Contractors have been told that the framework will not be appointed until the review is complete, but details of large individual projects are emerging.
It is understood that Laing O’Rourke and Ferrovial will share work on the £1.5bn Heathrow East building that is to replace Terminals 1 and 2 after Terminal 5 opens in March. This would be the first large project undertaken by the Spanish firm since it bought BAA in June last year.
Heathrow East was designed by Foster + Partners. Work is expected to start in 2009 and BAA hopes to open the first phase in time for the 2012 Olympics.
It is also believed that Balfour Beatty will build the £400m Midfield Pier that will connect Heathrow East to the rest of the airport.
Carillion announced last week that it had won a £300m contract to build the Terminal 5 satellite building, T5c.
A source close to the bidding process said: “BAA won’t make formal announcements, but more projects will be handed out before the end of the year.”
BAA first invited the contractors to bid to join its “complex projects framework” in January.
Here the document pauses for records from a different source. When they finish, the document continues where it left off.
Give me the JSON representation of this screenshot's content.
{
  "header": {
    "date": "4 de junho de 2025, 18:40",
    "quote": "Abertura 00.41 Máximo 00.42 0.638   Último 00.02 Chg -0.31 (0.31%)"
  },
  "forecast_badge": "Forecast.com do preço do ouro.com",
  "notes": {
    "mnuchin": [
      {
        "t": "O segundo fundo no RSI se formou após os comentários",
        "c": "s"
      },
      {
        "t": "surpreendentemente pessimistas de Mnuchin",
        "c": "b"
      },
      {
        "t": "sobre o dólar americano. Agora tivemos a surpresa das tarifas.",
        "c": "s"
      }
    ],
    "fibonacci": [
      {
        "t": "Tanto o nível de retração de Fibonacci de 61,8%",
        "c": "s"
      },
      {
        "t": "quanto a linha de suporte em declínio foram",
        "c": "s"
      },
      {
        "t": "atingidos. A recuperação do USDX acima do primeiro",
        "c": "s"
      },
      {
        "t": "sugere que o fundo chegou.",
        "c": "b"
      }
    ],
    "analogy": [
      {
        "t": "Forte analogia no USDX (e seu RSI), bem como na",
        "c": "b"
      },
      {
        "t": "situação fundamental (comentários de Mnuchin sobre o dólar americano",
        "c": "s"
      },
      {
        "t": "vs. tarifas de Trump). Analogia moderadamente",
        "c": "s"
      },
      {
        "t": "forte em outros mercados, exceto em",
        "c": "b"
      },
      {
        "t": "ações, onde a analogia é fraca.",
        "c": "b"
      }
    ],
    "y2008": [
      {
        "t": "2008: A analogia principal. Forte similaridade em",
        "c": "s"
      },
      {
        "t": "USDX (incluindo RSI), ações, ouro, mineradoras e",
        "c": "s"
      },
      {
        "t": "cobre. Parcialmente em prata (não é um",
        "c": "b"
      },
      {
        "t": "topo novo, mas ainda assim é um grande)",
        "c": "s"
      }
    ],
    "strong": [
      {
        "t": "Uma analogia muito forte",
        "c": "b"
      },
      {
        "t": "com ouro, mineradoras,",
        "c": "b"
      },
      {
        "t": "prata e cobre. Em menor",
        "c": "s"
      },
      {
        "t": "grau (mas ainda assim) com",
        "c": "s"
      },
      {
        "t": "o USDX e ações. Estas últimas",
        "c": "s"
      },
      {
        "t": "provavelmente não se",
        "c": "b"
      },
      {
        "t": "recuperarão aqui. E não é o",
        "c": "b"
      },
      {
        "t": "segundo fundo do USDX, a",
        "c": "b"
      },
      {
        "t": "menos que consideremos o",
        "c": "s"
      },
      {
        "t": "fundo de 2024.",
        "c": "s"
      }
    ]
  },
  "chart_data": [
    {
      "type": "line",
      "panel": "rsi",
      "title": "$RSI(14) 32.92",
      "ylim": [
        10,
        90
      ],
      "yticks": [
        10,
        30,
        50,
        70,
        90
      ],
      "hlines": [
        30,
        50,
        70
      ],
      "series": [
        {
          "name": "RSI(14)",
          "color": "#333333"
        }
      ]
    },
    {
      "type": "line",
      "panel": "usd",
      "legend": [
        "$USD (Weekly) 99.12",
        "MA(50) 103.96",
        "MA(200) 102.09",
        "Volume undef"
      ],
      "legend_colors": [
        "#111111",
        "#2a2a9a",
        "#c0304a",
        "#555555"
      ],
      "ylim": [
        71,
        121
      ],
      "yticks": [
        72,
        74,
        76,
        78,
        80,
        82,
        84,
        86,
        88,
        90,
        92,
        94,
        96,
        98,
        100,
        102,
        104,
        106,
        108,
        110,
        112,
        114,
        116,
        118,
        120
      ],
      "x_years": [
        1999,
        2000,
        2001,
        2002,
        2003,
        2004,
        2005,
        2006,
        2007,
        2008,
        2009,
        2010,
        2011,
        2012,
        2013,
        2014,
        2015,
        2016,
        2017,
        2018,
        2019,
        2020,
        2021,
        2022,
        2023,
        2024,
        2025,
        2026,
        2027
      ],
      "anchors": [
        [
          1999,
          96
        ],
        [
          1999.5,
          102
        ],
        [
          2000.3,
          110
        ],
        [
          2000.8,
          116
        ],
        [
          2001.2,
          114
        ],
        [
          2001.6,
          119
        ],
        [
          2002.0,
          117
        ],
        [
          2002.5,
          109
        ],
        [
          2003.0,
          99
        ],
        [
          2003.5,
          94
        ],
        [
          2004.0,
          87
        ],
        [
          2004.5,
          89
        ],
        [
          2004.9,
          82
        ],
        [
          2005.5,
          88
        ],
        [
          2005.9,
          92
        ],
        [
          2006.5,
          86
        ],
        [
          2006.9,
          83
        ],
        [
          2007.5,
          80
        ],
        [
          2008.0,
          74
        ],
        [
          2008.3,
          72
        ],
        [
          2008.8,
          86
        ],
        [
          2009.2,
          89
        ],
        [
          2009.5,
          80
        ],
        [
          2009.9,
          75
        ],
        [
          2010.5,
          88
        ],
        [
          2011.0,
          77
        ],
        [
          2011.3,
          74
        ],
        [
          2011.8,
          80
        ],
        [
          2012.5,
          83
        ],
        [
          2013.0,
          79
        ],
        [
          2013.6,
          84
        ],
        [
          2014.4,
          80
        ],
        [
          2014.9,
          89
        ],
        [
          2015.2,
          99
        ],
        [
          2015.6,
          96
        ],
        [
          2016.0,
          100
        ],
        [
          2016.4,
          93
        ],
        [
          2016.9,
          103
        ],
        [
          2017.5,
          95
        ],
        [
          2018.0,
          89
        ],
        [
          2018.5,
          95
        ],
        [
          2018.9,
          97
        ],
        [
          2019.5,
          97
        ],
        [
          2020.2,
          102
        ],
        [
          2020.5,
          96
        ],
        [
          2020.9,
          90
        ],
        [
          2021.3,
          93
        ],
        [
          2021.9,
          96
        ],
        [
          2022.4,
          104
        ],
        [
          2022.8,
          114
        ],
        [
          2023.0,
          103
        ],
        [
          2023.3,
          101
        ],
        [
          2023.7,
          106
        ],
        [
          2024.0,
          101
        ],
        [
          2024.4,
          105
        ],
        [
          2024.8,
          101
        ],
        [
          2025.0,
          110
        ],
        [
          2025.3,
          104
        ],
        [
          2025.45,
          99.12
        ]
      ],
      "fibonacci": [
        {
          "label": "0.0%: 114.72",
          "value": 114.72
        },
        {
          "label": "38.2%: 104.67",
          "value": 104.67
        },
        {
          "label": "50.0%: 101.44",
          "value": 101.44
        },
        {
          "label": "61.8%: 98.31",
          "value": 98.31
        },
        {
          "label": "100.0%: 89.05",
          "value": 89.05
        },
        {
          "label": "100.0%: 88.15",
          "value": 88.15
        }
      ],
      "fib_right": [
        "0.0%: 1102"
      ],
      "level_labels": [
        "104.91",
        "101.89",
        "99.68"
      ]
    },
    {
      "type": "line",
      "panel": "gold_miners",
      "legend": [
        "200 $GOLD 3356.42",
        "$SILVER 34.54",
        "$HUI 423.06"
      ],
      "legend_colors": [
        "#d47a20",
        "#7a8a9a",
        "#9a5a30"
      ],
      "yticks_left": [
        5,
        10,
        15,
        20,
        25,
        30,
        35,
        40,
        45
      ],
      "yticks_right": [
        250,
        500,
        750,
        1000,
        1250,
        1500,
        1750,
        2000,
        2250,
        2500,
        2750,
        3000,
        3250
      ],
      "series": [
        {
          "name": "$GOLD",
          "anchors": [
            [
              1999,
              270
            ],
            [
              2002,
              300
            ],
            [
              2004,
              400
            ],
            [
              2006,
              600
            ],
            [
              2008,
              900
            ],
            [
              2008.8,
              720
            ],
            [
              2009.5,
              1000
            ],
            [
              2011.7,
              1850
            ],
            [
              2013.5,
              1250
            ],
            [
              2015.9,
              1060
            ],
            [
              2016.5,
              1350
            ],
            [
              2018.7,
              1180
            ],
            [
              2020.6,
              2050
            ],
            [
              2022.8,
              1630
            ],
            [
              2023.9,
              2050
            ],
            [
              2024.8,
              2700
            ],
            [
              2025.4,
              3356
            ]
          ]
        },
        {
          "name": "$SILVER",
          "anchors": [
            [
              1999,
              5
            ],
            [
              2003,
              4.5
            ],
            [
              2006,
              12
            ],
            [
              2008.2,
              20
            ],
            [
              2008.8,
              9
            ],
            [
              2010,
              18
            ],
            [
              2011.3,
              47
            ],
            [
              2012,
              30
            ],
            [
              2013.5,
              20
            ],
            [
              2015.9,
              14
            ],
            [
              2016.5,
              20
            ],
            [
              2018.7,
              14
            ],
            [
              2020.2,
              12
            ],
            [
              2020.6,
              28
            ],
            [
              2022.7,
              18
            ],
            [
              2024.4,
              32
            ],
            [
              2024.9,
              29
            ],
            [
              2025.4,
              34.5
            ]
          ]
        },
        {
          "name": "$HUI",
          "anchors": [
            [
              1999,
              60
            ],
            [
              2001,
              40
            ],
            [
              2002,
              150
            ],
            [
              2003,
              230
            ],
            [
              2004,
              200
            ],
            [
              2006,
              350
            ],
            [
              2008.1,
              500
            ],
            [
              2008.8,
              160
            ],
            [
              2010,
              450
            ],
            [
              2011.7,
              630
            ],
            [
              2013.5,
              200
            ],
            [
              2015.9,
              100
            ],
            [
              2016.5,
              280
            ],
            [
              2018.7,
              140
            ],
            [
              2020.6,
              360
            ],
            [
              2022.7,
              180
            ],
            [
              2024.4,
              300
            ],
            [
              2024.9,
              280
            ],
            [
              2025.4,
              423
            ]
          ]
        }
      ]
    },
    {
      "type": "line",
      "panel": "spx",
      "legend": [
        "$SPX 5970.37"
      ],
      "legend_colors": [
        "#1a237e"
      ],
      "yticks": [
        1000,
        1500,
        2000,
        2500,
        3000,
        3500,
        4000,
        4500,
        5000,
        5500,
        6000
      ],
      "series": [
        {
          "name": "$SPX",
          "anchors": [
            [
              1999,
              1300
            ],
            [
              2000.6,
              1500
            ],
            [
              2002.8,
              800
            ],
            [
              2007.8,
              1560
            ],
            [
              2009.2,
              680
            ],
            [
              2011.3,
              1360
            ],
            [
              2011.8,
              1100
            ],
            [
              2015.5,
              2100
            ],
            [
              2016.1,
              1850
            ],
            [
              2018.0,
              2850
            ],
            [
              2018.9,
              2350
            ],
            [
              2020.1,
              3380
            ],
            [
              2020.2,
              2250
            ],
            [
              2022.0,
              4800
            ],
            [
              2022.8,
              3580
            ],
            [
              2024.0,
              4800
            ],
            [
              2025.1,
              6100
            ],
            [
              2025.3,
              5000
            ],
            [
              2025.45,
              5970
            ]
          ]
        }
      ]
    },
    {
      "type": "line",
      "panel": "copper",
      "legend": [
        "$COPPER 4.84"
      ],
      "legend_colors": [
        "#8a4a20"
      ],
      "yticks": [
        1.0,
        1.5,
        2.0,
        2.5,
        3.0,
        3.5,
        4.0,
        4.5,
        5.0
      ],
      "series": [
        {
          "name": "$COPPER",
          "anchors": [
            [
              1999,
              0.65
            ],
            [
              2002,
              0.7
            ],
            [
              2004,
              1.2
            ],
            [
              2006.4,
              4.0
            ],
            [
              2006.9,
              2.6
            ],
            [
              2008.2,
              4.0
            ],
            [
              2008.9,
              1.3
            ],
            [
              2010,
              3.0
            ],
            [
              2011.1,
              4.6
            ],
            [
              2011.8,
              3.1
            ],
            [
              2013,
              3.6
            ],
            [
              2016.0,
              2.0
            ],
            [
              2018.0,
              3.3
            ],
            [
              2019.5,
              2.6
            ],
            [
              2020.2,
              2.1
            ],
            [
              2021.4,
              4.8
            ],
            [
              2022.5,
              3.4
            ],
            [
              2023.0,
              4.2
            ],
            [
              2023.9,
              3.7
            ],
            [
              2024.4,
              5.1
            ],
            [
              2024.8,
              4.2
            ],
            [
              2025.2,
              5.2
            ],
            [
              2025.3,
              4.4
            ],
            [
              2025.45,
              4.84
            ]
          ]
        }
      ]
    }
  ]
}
It was thought that BAA would announce the framework in May and, more recently, in November.
The nine contractors are Laing O’Rourke, Ferrovial, Carillion, Balfour Beatty, Skanska, Taylor Woodrow, Costain, Morgan Ashurst and Mace. All nine are expected to be on the framework, but will be awarded varying degrees of work. It is understood that the bulk will go to Laing O’Rourke, Ferrovial and Carillion.